Fife-based whisky hunters launch quest for rare wooden casks

Cask brokerage launched to flush out ‘dormant’ rare whisky casks

Dunfermline-headquartered whisky analyst, broker and investment expert Rare Whisky 101 (RW101) as launched a new bespoke cask brokerage service to meet increased demand from global whisky enthusiasts seeking rare whisky still held in wood.
Over the past 12 months, RW101 says it has brokered more than 20,000 rare whisky bottles around the globe. Now, with demand for Scotland’s rare liquid gold showing no signs of abating, the world’s leading whisky hunters are casting the net wider to include dormant casks, which could be worth, more than £100,000 each based on average values brokered by RW101.
RW101 claims it has already brokered casks (barrels, hogsheads and butts) from a range of iconic brands including Ardbeg, Laphroaig, Macallan, Highland Park, Rosebank and Springbank. These rare wooden treasures, if bottled at cask strength, would fill 13,576 bottles worth a total of £3.574m.

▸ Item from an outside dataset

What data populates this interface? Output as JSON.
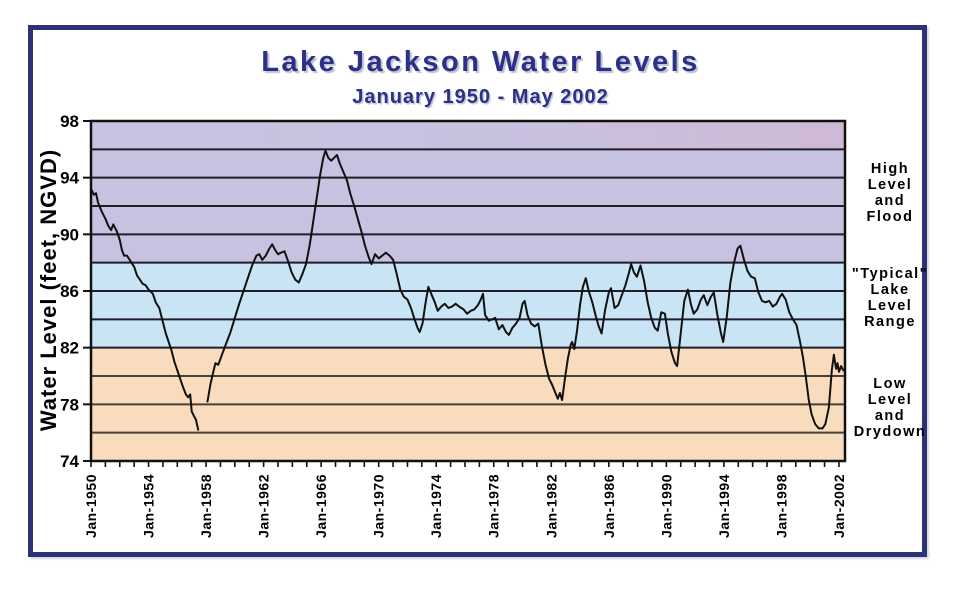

Prices have ranged from £2,500 per cask to over £500,000, with an average cask price of £132,000. RW101 believes there may be some casks in existence which, if they came up for sale, could fetch well over £1m each.
By launching this new service, RW101 aims to attract owners of casks of rare whisky, which are most likely lying dormant in Scotland’s bonded warehouses, who may be looking to liquidate their stocks.
Whisky investment expert and co-founder of Rare Whisky 101 David Robertson said: “While we have always advised our customers against buying casks filled with ‘new-make spirit’, we believe that the market for older casks of high quality liquid from top tier distilleries will continue to go from strength to strength.
“RW101 has already seen an increased demand for quality casks from our more sophisticated clients be they connoisseurs, collectors or investors so it made sense to introduce a more formal cask brokerage service.
“We’re particularly keen to hear from any cask owners who may have either inherited old casks or acquired and then left them in storage. Given the booming global demand for rare whisky, these owners could be sitting on a very tidy profit.”
While the market for casks is gathering pace, RW101 is warning owners of the dangers of holding on to casks for too long.
Robertson added: “Many people would assume that as long as their whisky is stored in cask in a bonded warehouse, no harm can come to it. However, that couldn’t be further from the truth. There is most definitely a finite time in which to sell a cask.
“We recently saw a 50 year old cask that had dropped below the legal minimum of 40% alcohol to 28% and was subsequently deemed worthless.
“I’d encourage any owners, even if they don’t want to sell, to get their casks re-gauged and sampled. Casks can also leak and become overly-woody so cask owners should ensure that their casks are checked annually.”
The secondary market for rare whisky witnessed another year of significant growth in 2016 outperforming many other well established asset classes, including wine and gold.
The total value of rare whisky bottles sold at auction in the UK in 2016 hit record levels of £14.21m exceeding 2015 (£9.56m) by almost 50%.
Over 12 months, 58,758 bottles of single malt Scotch whisky were sold in the UK on the open market, representing an increase of 15,300 bottles and a 35% increase on 2015.